It just feels like a bit of a turning point, I've been feeling very anxious of late.
I know my time is running out to have children, and whilst I know it's perfectly possible at an older age, it may not be for me who knows? Sadly I can't afford my eggs frozen or anything like that.
I have a boyfriend and the relationship is great. We don't live together, I own and atm he's renting a flatshare with a friend. We've said we'd love to move together, we've talked about him moving here but it's too far a commute from his job so it wouldn't be easy, and he is really happy with his job there.
I don't know what the solution is with me owning this, I can't just sell it overnight and I want to hold onto it. Maybe I could try and rent it out and then we rent somewhere together?

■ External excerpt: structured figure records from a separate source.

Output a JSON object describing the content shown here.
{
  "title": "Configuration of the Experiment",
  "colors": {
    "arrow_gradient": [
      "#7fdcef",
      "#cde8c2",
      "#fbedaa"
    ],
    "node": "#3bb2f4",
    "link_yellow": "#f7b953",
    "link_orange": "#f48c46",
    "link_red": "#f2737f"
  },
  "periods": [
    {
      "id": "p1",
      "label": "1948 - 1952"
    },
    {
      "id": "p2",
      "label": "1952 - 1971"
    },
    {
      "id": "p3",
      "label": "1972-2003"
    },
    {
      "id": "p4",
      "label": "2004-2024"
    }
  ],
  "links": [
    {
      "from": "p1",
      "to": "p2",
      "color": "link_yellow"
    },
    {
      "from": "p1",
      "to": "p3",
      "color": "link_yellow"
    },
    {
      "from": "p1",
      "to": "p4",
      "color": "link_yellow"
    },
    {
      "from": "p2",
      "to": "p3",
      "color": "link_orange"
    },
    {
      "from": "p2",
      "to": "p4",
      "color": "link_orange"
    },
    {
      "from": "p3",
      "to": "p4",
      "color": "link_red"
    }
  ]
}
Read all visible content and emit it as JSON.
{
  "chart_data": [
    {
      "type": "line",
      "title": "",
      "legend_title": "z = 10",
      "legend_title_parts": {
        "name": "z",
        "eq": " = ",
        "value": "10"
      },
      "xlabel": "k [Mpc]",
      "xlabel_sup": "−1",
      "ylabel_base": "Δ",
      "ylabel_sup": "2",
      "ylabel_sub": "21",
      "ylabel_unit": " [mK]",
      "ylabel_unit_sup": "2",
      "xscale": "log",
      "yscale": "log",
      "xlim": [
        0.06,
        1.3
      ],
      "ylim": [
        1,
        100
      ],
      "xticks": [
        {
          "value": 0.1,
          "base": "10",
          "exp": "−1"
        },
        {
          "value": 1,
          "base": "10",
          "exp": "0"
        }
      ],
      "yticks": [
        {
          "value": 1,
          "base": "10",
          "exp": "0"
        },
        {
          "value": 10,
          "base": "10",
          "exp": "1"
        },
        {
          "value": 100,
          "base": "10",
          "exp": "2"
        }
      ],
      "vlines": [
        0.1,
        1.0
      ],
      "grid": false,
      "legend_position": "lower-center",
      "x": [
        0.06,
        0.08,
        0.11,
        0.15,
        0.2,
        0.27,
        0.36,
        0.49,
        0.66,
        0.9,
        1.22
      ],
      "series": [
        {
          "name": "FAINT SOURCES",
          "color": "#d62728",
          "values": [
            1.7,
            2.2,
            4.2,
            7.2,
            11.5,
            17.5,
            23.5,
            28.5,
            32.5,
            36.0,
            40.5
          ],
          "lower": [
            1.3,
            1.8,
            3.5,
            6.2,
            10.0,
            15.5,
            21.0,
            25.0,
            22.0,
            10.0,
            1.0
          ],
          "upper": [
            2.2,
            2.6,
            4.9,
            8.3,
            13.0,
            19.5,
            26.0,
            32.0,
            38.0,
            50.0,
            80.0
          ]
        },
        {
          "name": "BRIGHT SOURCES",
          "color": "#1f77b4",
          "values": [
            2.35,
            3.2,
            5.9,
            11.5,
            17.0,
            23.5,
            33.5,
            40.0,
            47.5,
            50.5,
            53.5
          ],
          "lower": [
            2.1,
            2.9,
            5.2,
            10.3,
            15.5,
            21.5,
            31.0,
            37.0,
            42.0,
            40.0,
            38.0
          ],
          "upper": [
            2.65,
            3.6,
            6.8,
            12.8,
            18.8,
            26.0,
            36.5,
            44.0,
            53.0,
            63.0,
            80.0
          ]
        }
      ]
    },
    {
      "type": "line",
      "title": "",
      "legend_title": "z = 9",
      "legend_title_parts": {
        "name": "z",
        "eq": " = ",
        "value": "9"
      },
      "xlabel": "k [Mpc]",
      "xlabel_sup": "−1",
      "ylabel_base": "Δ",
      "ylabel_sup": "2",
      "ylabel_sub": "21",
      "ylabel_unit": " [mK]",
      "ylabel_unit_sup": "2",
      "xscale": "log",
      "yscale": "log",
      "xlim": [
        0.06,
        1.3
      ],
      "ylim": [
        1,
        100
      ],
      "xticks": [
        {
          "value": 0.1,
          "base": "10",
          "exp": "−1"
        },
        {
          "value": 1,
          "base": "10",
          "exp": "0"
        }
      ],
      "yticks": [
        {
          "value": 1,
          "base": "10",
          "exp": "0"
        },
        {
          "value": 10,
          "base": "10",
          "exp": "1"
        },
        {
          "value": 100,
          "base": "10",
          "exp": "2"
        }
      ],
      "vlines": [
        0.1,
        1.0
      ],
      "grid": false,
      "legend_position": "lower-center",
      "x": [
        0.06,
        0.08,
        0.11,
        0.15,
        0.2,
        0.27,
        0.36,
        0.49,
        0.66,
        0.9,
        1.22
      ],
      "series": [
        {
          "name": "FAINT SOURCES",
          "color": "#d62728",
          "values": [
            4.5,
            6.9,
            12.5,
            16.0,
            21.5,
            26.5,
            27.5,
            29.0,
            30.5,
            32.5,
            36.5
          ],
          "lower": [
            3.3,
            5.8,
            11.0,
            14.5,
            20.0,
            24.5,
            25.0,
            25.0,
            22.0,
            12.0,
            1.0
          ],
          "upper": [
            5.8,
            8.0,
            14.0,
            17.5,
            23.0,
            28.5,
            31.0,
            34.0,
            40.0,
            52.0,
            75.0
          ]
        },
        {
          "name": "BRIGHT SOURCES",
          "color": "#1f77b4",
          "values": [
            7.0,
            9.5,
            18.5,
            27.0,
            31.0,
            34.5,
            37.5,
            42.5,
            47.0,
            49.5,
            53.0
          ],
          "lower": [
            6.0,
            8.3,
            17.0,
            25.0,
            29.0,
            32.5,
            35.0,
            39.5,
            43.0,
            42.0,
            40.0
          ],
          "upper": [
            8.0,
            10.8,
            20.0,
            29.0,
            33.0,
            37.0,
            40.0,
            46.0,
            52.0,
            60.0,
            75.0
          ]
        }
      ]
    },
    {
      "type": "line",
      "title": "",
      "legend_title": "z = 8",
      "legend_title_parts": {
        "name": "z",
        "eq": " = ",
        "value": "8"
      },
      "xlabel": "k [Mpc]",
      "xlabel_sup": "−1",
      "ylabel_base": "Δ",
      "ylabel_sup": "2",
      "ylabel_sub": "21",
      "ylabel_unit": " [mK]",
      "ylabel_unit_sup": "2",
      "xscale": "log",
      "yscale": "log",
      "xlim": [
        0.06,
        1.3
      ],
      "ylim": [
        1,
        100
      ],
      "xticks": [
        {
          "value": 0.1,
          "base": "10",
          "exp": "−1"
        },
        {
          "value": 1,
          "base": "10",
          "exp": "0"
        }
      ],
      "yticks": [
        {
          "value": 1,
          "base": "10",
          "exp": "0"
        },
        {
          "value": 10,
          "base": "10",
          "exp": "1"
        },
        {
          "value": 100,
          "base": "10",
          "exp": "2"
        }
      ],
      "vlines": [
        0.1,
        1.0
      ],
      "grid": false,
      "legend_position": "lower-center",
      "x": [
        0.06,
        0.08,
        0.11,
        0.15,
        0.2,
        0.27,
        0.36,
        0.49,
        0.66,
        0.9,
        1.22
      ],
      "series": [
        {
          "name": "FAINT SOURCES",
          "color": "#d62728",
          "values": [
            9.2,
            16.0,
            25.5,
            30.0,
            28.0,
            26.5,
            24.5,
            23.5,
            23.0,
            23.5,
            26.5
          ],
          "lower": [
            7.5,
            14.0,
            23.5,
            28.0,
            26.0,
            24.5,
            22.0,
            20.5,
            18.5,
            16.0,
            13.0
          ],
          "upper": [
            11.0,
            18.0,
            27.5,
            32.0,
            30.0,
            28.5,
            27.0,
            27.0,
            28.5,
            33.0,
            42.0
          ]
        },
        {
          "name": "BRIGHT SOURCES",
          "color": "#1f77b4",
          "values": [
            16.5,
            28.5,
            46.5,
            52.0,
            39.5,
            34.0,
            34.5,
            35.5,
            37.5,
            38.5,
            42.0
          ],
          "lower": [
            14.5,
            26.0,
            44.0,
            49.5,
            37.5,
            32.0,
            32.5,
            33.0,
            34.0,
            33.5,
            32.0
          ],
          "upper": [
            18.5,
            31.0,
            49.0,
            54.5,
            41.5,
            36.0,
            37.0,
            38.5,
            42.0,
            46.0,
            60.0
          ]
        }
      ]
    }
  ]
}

His best mate got married to his wife 18 months after meeting her. I know he doesn't want to marry me yet, we've been together a year but I know if he wanted to he'd have said it. Most people my age are married and or have children.. I mean I'm glad I didn't marry the people I was with when younger, and besides they didn't want to anyway.
I'm not fully happy with who I am, I lack confidence, and have around 1.5k of debt which I know is not that much in the grand scheme of things but it weighs me down. Any advice? I just didn't think I'd be here at 35.
Sick of hearing 'when you know you know' and all that stuff because it never applies to me!